April 10, 2014 § Leave a comment
I was pretty excited to read Jesse Casana’s very recent article on the Late Roman landscape of the Northern Levant in the most recent Oxford Journal of Archaeology. I’ve been poking, in a tentative way, around this region lately (via articles and books, mind you) in an effort to situate Cyprus more clearly in its regional context. Casana’s article was particularly insightful because he relied heavily on evidence from survey archaeology.
He drew upon a number of recent survey projects (Ghab Regional Survey and the Amuq Valley Regional Project) to demonstrate that the lower Orontes Valley in the immediate neighborhood of Antioch was densely settled throughout the 5th and 6th centuries. The settlements on these fertile valley bottoms have largely been overlooked by scholars of the Late Roman period distracted, it would seem, by the dramatic remains of the “Dead Cities” of the limestone massif some 20 km to the west. The Dead Cities are remarkably well-preserved largely because the relatively arid landscape of the limestone massif was not reoccupied in later periods leaving the substantial limestone structures standing until today. Moreover, scholars working in the Orontes Valley tended to study the prominent tell sites which primarily date to the Bronze Age and Iron Age and overlooked the scattered tiles and ceramics that provide evidence for Roman and Late Roman occupation of these regions.
The evidence for Late Roman occupation in this region was substantial and, as Casana documented in a small-scale excavation, included elaborate buildings whose walls were either robbed for building material in later times or were made of mud brick. Casana argues that these apparently affluent settlements developed in response to markets in Antioch, Apamea, and accessed by sea from the coast of the North Levant. The Dead Cities, occupying more marginal land, are part of this same process of producing for booming urban markets and dynamic regional trade.

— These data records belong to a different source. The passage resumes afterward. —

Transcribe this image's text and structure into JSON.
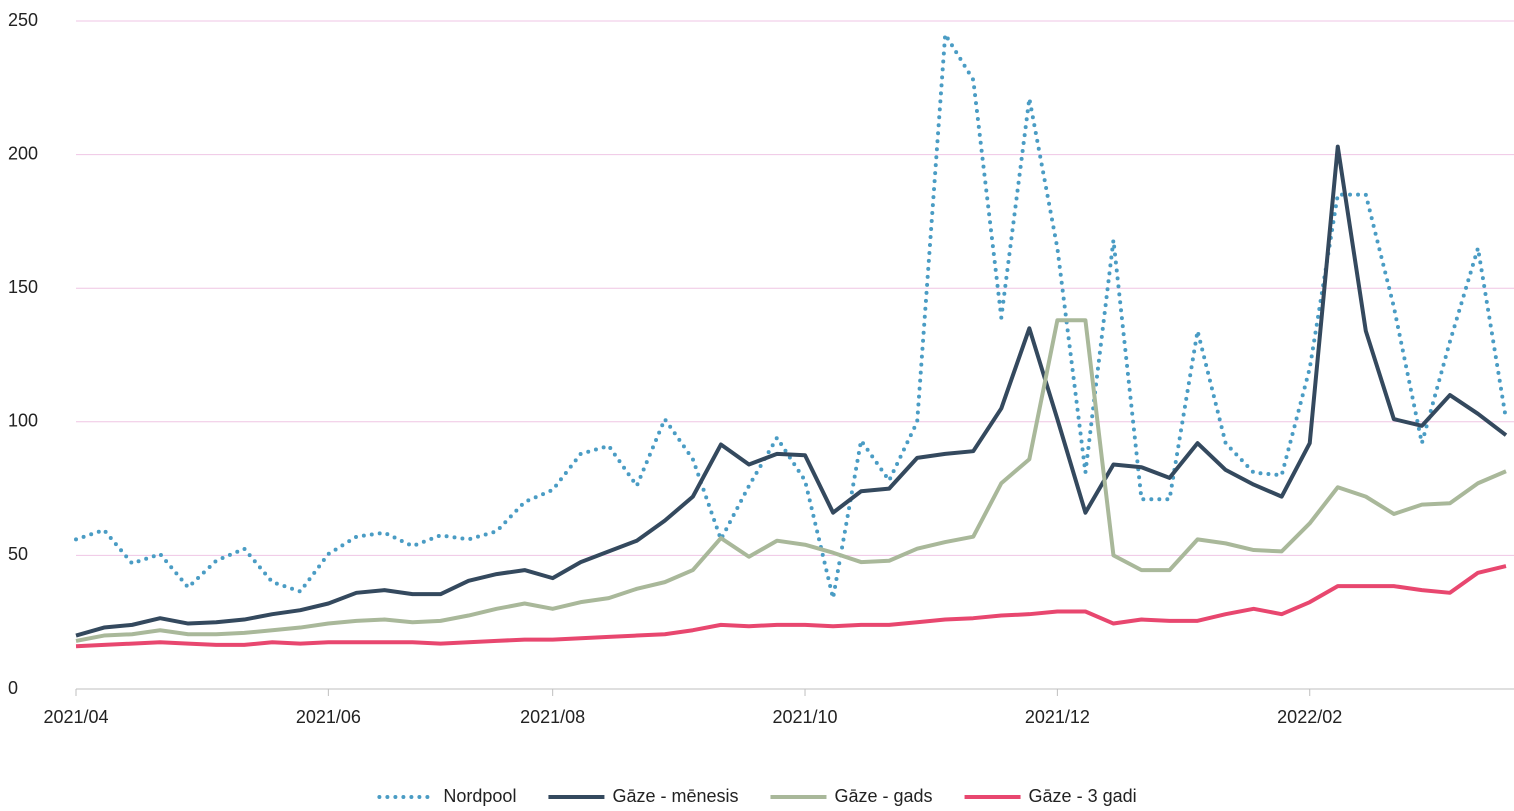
{
  "chart_data": {
    "type": "line",
    "categories": [
      "2021/04",
      null,
      null,
      null,
      null,
      null,
      null,
      null,
      null,
      "2021/06",
      null,
      null,
      null,
      null,
      null,
      null,
      null,
      "2021/08",
      null,
      null,
      null,
      null,
      null,
      null,
      null,
      null,
      "2021/10",
      null,
      null,
      null,
      null,
      null,
      null,
      null,
      null,
      "2021/12",
      null,
      null,
      null,
      null,
      null,
      null,
      null,
      null,
      "2022/02",
      null,
      null,
      null,
      null,
      null,
      null,
      null
    ],
    "series": [
      {
        "name": "Nordpool",
        "color": "#4a9cc4",
        "dash": "dotted",
        "values": [
          56,
          59.5,
          47,
          50.5,
          38,
          48,
          52.5,
          40,
          36.5,
          50.5,
          57,
          58.5,
          53.5,
          57.5,
          56,
          59,
          70,
          74.5,
          88,
          91,
          76,
          101,
          86,
          56,
          76,
          94,
          78,
          34,
          93,
          78,
          100,
          245,
          228,
          139,
          221,
          165,
          81,
          168,
          71,
          71,
          134,
          92,
          81,
          80,
          120,
          185,
          185,
          143,
          92,
          130,
          165,
          101
        ]
      },
      {
        "name": "Gāze - mēnesis",
        "color": "#34495e",
        "values": [
          20,
          23,
          24,
          26.5,
          24.5,
          25,
          26,
          28,
          29.5,
          32,
          36,
          37,
          35.5,
          35.5,
          40.5,
          43,
          44.5,
          41.5,
          47.5,
          51.5,
          55.5,
          63,
          72,
          91.5,
          84,
          88,
          87.5,
          66,
          74,
          75,
          86.5,
          88,
          89,
          105,
          135,
          101,
          66,
          84,
          83,
          79,
          92,
          82,
          76.5,
          72,
          92,
          203,
          134,
          101,
          98.5,
          110,
          103,
          95
        ]
      },
      {
        "name": "Gāze - gads",
        "color": "#a9b89a",
        "values": [
          18,
          20,
          20.5,
          22,
          20.5,
          20.5,
          21,
          22,
          23,
          24.5,
          25.5,
          26,
          25,
          25.5,
          27.5,
          30,
          32,
          30,
          32.5,
          34,
          37.5,
          40,
          44.5,
          56.5,
          49.5,
          55.5,
          54,
          51,
          47.5,
          48,
          52.5,
          55,
          57,
          77,
          86,
          138,
          138,
          50,
          44.5,
          44.5,
          56,
          54.5,
          52,
          51.5,
          62,
          75.5,
          72,
          65.5,
          69,
          69.5,
          77,
          81.5
        ]
      },
      {
        "name": "Gāze - 3 gadi",
        "color": "#e8476f",
        "values": [
          16,
          16.5,
          17,
          17.5,
          17,
          16.5,
          16.5,
          17.5,
          17,
          17.5,
          17.5,
          17.5,
          17.5,
          17,
          17.5,
          18,
          18.5,
          18.5,
          19,
          19.5,
          20,
          20.5,
          22,
          24,
          23.5,
          24,
          24,
          23.5,
          24,
          24,
          25,
          26,
          26.5,
          27.5,
          28,
          29,
          29,
          24.5,
          26,
          25.5,
          25.5,
          28,
          30,
          28,
          32.5,
          38.5,
          38.5,
          38.5,
          37,
          36,
          43.5,
          46
        ]
      }
    ],
    "ylim": [
      0,
      250
    ],
    "yticks": [
      0,
      50,
      100,
      150,
      200,
      250
    ],
    "grid": true,
    "legend": "bottom"
  }
}
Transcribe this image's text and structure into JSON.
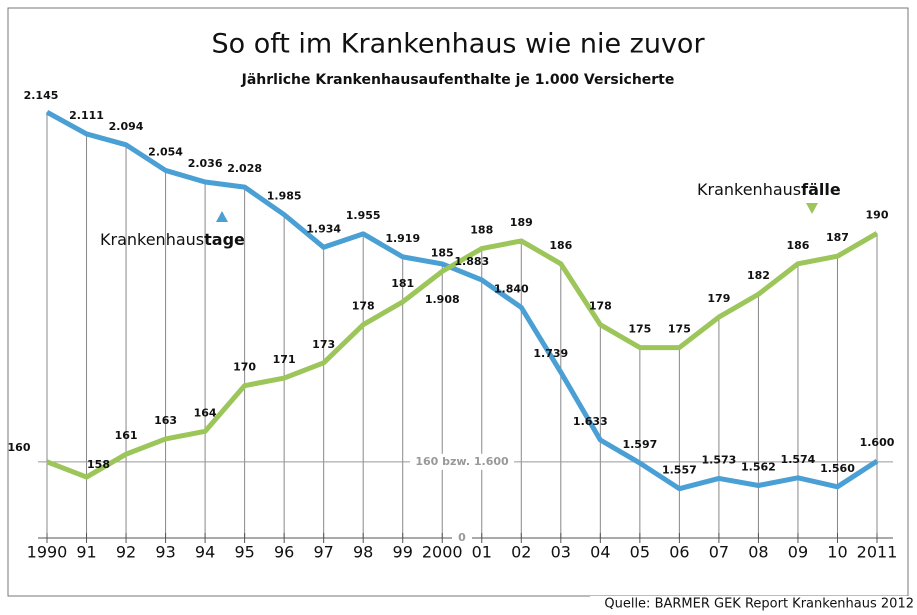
{
  "chart_data": {
    "type": "line",
    "title": "So oft im Krankenhaus wie nie zuvor",
    "subtitle": "Jährliche Krankenhausaufenthalte je 1.000 Versicherte",
    "source": "Quelle: BARMER GEK Report Krankenhaus 2012",
    "categories": [
      "1990",
      "91",
      "92",
      "93",
      "94",
      "95",
      "96",
      "97",
      "98",
      "99",
      "2000",
      "01",
      "02",
      "03",
      "04",
      "05",
      "06",
      "07",
      "08",
      "09",
      "10",
      "2011"
    ],
    "series": [
      {
        "name_parts": [
          "Krankenhaus",
          "tage"
        ],
        "color": "#4a9fd4",
        "axis": "y2",
        "values": [
          2145,
          2111,
          2094,
          2054,
          2036,
          2028,
          1985,
          1934,
          1955,
          1919,
          1908,
          1883,
          1840,
          1739,
          1633,
          1597,
          1557,
          1573,
          1562,
          1574,
          1560,
          1600
        ],
        "value_labels": [
          "2.145",
          "2.111",
          "2.094",
          "2.054",
          "2.036",
          "2.028",
          "1.985",
          "1.934",
          "1.955",
          "1.919",
          "1.908",
          "1.883",
          "1.840",
          "1.739",
          "1.633",
          "1.597",
          "1.557",
          "1.573",
          "1.562",
          "1.574",
          "1.560",
          "1.600"
        ]
      },
      {
        "name_parts": [
          "Krankenhaus",
          "fälle"
        ],
        "color": "#9cc55a",
        "values": [
          160,
          158,
          161,
          163,
          164,
          170,
          171,
          173,
          178,
          181,
          185,
          188,
          189,
          186,
          178,
          175,
          175,
          179,
          182,
          186,
          187,
          190
        ]
      }
    ],
    "ylim": [
      150,
      207.5
    ],
    "y2lim": [
      1480,
      2164
    ],
    "yticks": [
      {
        "value": 160,
        "label": "160 bzw. 1.600"
      }
    ],
    "baseline_label": "0"
  }
}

Casana’s understanding of the boom in the Orontes Valley coincides with my reading of settlement on Cyprus. The Late Roman period in the East – perhaps into the 7th century on Cyprus – represented a period of urban prosperity, a high degree of monetization, and thriving regional markets in the Eastern Mediterranean stimulated at least, in part, through imperial policy and the needs of the army on the frontiers and the capital at Constantinople. The opportunities of the market stimulated the exploitation of marginal lands and this coincided with a gradual diversification of agricultural production from strictly subsistence practices to limited, opportunistic production for market. As Michael Decker has argued for the same region marginal lands sometimes become opportunities for niche production and the traditional reading of the Dead Cities on the limestone massif suggested that these villages produced olive oil primarily for export (although more recent work has shown that the villages may have also produced wine and grain perhaps for local consumption).
As a conclusion, Casana frames the issues involving the structure of settlement in the Northern Levant as primarily archaeological in character. In other words, the remarkable preservation of the Dead Cities of the limestone massif has led scholars to overlook and mischaracterize contemporary settlement on the more fertile lands of the Orontes valley. This, as one can imagine, distorted the reading of settlement in this region and overlooked the massive expansion of settlement present in the region. The work of the two surveys summarized by Casana brings the Northern Levant in line with contemporary settlement patterns in the so-called “busy countryside” of Late Roman Cyprus. Like the Northern Levant, the booming urbanism of Late Roman Cyprus and access to the substantial and monetized Eastern Mediterranean economic world supported the expansion of settlement across the island. When the cohesive Eastern Mediterranean market faltered in the face of invasions and plagues in the later 7th century (on Cyprus and perhaps in the Levant as well), urban areas declined and regional markets returned to levels prior to the momentary stimulus provided by the state and an exception period of economic and political integration.